The connection end of the cable has to go through the outer fender hole then there is a gap and then a second hole that you can feel on the inside behind the glove box. What I did is I cut a 6" piece of wire and wrap it around the end of the cable and straightened it so that it was a couple of inches ahead of the connection end . This works great as a guide as you feather it through both holes. Now this is where its handy to have a friend. As one is feeding in the cable the other has his finger on the inside waiting to feel for the wire. It takes a few tries but it will eventually come through. Pull it all the way in as the guy outside fits on the grommet. Bring down the cable, remove the 6" wire guide and plug it in.


Re-install the side panel and plastic screw and put back the glove box. You are now done on the inside. Pop the liner back in and re-install the 2 push pins and 4 screws and you are done.

And to think the dealer wanted 2 hours and a couple of hundred $$ for the job-pfffttttt!!:mad:
 
#29 · (Edited)
It sure does its very satisfying. The radio static is gone but that annoying sound coming from behind the dash is still there. I don't think this noise was always there b/c I'm sure I would have noticed it before.

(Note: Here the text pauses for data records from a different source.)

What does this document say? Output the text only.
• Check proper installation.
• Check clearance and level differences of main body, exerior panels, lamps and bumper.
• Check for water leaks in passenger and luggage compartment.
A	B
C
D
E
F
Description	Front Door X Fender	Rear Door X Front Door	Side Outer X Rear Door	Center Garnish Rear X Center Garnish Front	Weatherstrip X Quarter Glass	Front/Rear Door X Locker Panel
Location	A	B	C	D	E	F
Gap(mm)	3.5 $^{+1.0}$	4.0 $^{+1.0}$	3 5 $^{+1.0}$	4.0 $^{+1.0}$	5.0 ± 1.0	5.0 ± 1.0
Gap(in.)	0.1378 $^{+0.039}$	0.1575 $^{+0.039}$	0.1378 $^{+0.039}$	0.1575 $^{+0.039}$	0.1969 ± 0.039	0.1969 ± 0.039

When sitting in the car with the key in your pocket and the interior dome lights faded out after getting in try turning on the headlights and listen for a buzz noise behind the dash. Or, try pressing the time button on the radio and as the time is displayed a buzz is heard behind the dash. Or, press the hazard button and it buzzes too. It seems when any power is called upon there is this buzz sound behind the dash. When performing any of these tasks you must wait 10 seconds in between for the buzz to be heard. Along with this buzz a pop sound is heard coming from the tweeters on the dash (BA system).

When I start the car and as soon as the radio time or station is displayed the buzz occurs. I have a co-worker who also has a 2010 Patriot maybe I'll check hers out to see if this is a common Patriot trait.

Can anyone else confirm?
 
#30 ·
UPDATE #2:

I had a chance to sit in a co-workers 2010 Patriot yesterday to see if a static pop noise heard through the speakers along with the buzzing relay sound coming from behind the dash. Lo and behold she also has the static sound but the relay buzz sound is not present.

If I can get members to try this on their Patriots it would be a great help before I take it in.

Procedure goes like this:


When sitting in the car with the key in your hand and the interior dome lights faded out after getting in try turning on the headlights and listen for a buzz noise behind the dash followed by a static pop sound heard through the speakers. Or, try pressing the time button on the radio and as the time is displayed a buzz is heard behind the dash followed by the pop sound. Or, press the hazard button and it buzzes with static too. It seems when any power is called upon there is this buzz sound behind the dash followed by the static pop sound through the speakers. When performing any of these tasks you must wait 10 to 15 seconds in between for the noises to be heard.